I'm a gorgeous babe myself, dude.

KatieFreese56 karma

The Universe is full of supermassive black holes, and we are not sure how they form. This is known as "The Big Black Hole Problem." Every galaxy has one at its center; for example there is a black hole weighing four million Suns at the center of our Galaxy (the Milky Way). More surprising is the fact that there are even more enormous BH (weighing ten billion Suns) soon after the beginning of the Universe.

So how do these form? There are competing theories. The first stars may be responsible for the progenitors of these big beasts. Once these early stars die, they collapse into black holes; then these black holes could merge together to make ever bigger ones. In the standard picture of first star formation, however, the stars are just too small to get this to work. It's hopeless to try to get them to merge quickly enough to explain the very early supermassive BH.

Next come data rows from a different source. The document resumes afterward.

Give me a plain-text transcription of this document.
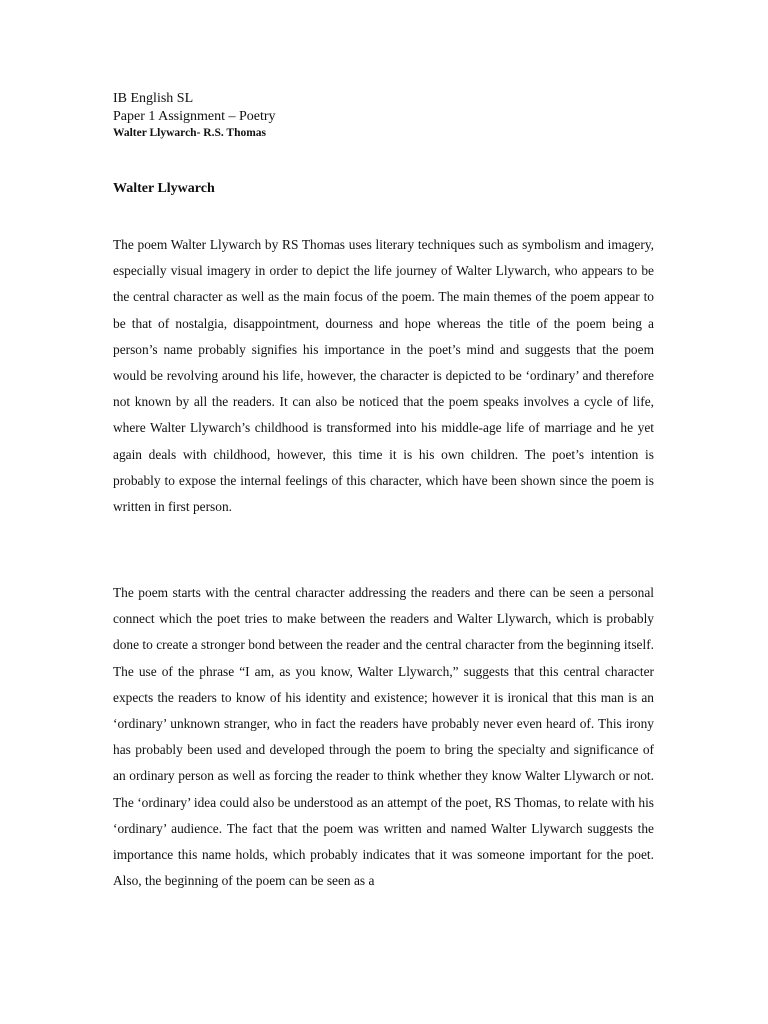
IB English SL
Paper 1 Assignment – Poetry
Walter Llywarch- R.S. Thomas
Walter Llywarch

The poem Walter Llywarch by RS Thomas uses literary techniques such as symbolism and imagery, especially visual imagery in order to depict the life journey of Walter Llywarch, who appears to be the central character as well as the main focus of the poem. The main themes of the poem appear to be that of nostalgia, disappointment, dourness and hope whereas the title of the poem being a person’s name probably signifies his importance in the poet’s mind and suggests that the poem would be revolving around his life, however, the character is depicted to be ‘ordinary’ and therefore not known by all the readers. It can also be noticed that the poem speaks involves a cycle of life, where Walter Llywarch’s childhood is transformed into his middle-age life of marriage and he yet again deals with childhood, however, this time it is his own children. The poet’s intention is probably to expose the internal feelings of this character, which have been shown since the poem is written in first person.

The poem starts with the central character addressing the readers and there can be seen a personal connect which the poet tries to make between the readers and Walter Llywarch, which is probably done to create a stronger bond between the reader and the central character from the beginning itself. The use of the phrase “I am, as you know, Walter Llywarch,” suggests that this central character expects the readers to know of his identity and existence; however it is ironical that this man is an ‘ordinary’ unknown stranger, who in fact the readers have probably never even heard of. This irony has probably been used and developed through the poem to bring the specialty and significance of an ordinary person as well as forcing the reader to think whether they know Walter Llywarch or not. The ‘ordinary’ idea could also be understood as an attempt of the poet, RS Thomas, to relate with his ‘ordinary’ audience. The fact that the poem was written and named Walter Llywarch suggests the importance this name holds, which probably indicates that it was someone important for the poet. Also, the beginning of the poem can be seen as a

So my collaborators and I had a new idea: Dark Stars. In fact, one of my collaborators is sitting in this room at Nordita right now also answering questions. Dark stars are stars that are made up almost entirely of ordinary hydrogen, but the power source is dark matter annihilation instead of the usual hydrogen burning fusion.

That leads me to the dark matter problem. Most of the mass in the Universe is NOT ordinary atoms. Instead, it is something not yet identified. We have known of the existence of dark matter for 80 years (from the way it pulls gravitationally on other objects) but we don't know what is. I don't want to go too far afield in this answer, but it is this dark matter that could power the first stars, instead of fusion. These Dark Stars can grow to be supermassive themselves, up to ten billion Suns, so that they will eventually collapse to supermassive black holes.

Right now the idea of Dark Stars is still speculation, but I'm excited to say that the James Webb Space Telescope (JWST), which is NASA's $10 billion dollar sequel to Hubble Space Telescope, will launch in 2018 and I'm hoping they find these early Dark Stars.